Definisi Terminologi Kunci: Quantum Advantage vs. Quantum Supremacy
Dalam diskusi mengenai capaian Komputasi Kuantum, terdapat kebutuhan kritis untuk membedakan secara tegas antara dua tonggak yang sering kali disalahartikan: Quantum Supremacy dan Quantum Advantage. Definisi yang jelas ini sangat penting untuk memahami utilitas praktis teknologi kuantum saat ini.
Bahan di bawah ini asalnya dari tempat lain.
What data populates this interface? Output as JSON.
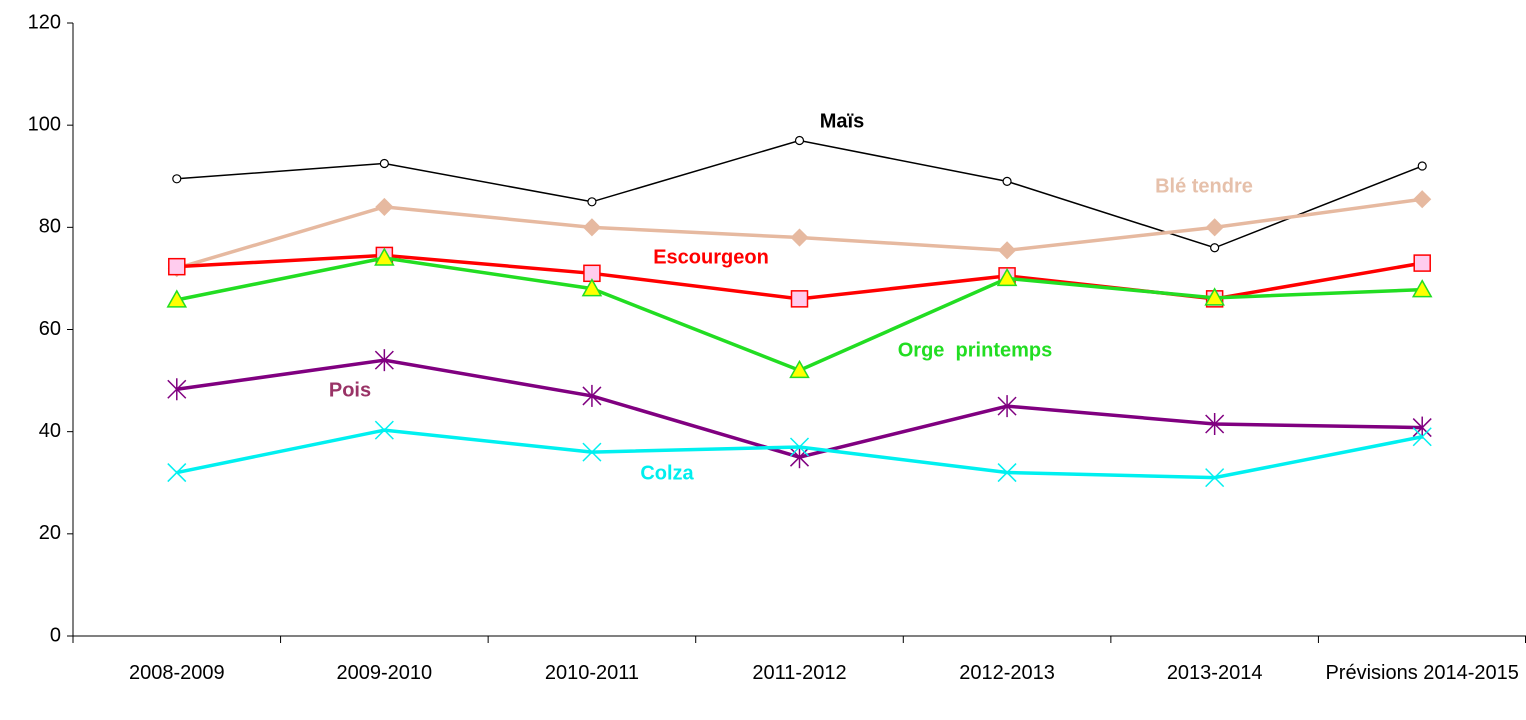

- Quantum Supremacy (Superioritas Kuantum): Istilah ini merujuk pada pencapaian eksperimental di mana sebuah komputer kuantum dapat menyelesaikan tugas perhitungan yang spesifik dan direkayasa, yang secara efektif mustahil dilakukan oleh superkomputer klasik tercepat dalam jangka waktu yang realistis. Sebagai contoh, klaim quantum supremacy yang dibuat Google menggunakan chip Sycamore berfokus pada tugas yang sengaja direkayasa, yaitu pemeriksaan keacakan urutan angka, yang diklaim selesai dalam tiga menit—sebuah tugas yang akan memakan waktu ribuan tahun pada superkomputer klasik. Namun, klaim semacam ini sering kali memicu perdebatan mengenai apakah tugas tersebut memiliki nilai praktis dan apakah superkomputer klasik dapat menandingi kinerja tersebut dengan algoritma simulasi yang lebih baik, sebagaimana yang terjadi dalam perdebatan antara Google dan IBM. Hal ini menunjukkan bahwa Supremacy lebih merupakan tolok ukur pencapaian eksperimental fisik, dan sering dikritik sebagai strategi pemasaran, yang fokusnya bukan pada utilitas nyata.
- Quantum Advantage (Keunggulan Kuantum): Ini adalah tolok ukur yang lebih relevan secara ekonomi dan strategis. Quantum Advantage tercapai ketika komputer kuantum dapat menghitung ratusan atau ribuan kali lebih cepat daripada komputer klasik untuk masalah yang memiliki nilai komersial atau ilmiah yang nyata. Tujuan industri saat ini telah bergeser dari demonstrasi superioritas murni menuju pencapaian keunggulan yang terukur di bidang-bidang seperti simulasi molekuler atau optimasi logistik. Metrik ini adalah target yang selalu bergerak, yang mendorong penelitian untuk fokus pada aplikasi nyata, bukan pada tugas buatan semata.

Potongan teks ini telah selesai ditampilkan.